Water: should be minimal / largely recycled as compared to open farming systems
LED lighting: figures I read ask for 40W/square foot, so a ~300 square foot container needs ~12KW of LEDs, which might run $1 to 2K
So, anybody with $15K, a very little land and the time to put in the work should be able to run a container farm, as opposed to $115K+ for the Freight Farm commercial solution. The real trick is getting effective information sharing going on among the builder/farmers. Once the open community gets 2-3x as many active contributors as a typical commercial operation has, I think you've got a sustainable revolution going on.
🌻🌻 [google.com]
(Score: 2) by JoeMerchant on Friday December 04 2020, @03:37AM
By the way, I respect the Arduino choice, but find myself firmly planted in the Raspberry Pi camp. When you can get a Pi Zero with WiFi & Bluetooth for $15, why mess around with anything less powerful?
🌻🌻 [google.com]
(Score: 2) by dry on Monday December 21 2020, @03:18AM
The 6502 wasn't RISC, though it was simple. RISC is supposed to do an instruction a cycle, consider some 6502 instructions.
LDA $0008
LDA $08
LDA $08,Y
all taking different number of cycles, 3,2 and 4 IIRC in the above example, and I'm probably not remembering correctly.
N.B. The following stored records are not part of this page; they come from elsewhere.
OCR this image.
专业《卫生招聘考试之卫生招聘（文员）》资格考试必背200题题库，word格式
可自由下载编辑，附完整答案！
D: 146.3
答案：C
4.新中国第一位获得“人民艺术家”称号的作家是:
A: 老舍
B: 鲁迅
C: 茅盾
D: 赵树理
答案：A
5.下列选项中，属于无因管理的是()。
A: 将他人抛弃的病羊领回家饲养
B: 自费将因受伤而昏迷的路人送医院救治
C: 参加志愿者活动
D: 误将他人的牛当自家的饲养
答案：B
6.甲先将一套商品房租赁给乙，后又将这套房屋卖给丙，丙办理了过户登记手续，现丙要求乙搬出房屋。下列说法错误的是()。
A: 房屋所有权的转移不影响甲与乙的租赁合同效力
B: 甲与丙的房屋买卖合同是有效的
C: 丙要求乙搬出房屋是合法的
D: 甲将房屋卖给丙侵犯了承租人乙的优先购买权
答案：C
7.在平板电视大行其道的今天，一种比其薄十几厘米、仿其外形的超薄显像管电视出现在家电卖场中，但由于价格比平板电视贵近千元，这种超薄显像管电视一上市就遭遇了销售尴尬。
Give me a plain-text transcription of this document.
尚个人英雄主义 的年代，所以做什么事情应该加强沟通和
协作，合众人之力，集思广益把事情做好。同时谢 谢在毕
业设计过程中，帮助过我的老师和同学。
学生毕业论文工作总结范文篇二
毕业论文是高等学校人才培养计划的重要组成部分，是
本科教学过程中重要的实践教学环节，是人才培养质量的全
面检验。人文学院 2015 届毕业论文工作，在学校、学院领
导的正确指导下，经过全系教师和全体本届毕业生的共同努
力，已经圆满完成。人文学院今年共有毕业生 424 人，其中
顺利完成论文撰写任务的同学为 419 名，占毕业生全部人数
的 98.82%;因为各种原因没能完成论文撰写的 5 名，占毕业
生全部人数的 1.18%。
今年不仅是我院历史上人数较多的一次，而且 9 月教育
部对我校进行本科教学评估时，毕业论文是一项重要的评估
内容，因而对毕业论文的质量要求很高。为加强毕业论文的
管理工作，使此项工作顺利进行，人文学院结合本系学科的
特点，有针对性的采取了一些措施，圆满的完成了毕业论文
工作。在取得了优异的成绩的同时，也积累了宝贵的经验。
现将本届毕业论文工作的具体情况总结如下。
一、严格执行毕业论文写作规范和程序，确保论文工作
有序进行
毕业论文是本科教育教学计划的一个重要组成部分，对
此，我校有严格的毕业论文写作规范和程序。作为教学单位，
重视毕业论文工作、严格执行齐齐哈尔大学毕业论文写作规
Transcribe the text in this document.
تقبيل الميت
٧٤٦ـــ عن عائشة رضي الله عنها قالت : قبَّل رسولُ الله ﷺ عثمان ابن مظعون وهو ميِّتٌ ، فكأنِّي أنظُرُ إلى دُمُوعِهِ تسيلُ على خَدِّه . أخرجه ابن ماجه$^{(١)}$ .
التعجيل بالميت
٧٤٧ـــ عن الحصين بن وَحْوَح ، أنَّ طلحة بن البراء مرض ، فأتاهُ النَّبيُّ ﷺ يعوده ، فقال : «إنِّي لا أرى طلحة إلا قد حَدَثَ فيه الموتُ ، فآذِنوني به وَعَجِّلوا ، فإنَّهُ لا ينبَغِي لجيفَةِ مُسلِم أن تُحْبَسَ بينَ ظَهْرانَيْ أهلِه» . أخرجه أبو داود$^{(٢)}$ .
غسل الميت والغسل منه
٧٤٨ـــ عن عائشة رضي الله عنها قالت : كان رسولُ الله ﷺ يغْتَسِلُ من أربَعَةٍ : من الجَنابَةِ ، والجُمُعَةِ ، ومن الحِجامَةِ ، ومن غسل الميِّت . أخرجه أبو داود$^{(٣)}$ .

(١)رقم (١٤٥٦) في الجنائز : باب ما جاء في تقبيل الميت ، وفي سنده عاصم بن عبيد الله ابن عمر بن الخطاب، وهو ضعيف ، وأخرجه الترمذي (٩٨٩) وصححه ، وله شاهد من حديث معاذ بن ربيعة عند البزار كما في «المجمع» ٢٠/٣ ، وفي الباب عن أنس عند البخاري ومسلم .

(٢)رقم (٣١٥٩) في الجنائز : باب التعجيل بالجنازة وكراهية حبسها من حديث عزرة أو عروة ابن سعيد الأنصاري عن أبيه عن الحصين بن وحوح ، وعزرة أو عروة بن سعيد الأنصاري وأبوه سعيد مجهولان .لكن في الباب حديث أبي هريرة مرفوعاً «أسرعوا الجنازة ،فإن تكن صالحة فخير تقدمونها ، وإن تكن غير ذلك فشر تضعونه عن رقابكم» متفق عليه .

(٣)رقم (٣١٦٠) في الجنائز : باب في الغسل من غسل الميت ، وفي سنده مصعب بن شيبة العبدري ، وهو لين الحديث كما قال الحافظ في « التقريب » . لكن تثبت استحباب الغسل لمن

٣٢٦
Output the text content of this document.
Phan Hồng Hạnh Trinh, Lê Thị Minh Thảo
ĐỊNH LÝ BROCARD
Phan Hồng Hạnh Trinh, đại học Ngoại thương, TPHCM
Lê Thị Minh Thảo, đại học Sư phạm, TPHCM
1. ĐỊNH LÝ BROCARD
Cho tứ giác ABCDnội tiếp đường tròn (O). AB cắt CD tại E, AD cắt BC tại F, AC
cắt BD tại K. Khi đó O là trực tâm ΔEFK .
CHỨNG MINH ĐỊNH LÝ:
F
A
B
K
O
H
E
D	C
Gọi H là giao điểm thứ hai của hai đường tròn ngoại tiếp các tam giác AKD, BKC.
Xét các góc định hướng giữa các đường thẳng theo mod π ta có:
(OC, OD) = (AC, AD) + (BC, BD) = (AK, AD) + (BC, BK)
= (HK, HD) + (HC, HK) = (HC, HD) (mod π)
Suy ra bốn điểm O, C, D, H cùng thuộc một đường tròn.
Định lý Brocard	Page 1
It did run about 4 times faster then the 8008 so a 1Mhz 6502 was about equivalent to a 4Mhz 8008.
(Score: 0) by Anonymous Coward on Thursday December 03 2020, @02:17AM
Religion is like that. I think "Byte" articles of the time talked RISC and CISC, and found there was not one true savior. The right tool for the job. The huge instruction set for the M1 must be a nightmare to try to remember, and I'd fear they'd deprecate some and canonize others, between releases. Certainly couldn't write assembly without code completion and an incredible text editor.
I figured I'd be down-modded for that dig at "JM." That was the point of doing it. I'm not by nature like that. It's too bad when somebody is over-modded when logged-in, while another who might have more to say, can be modded to oblivion for being an AC. Nothing personal.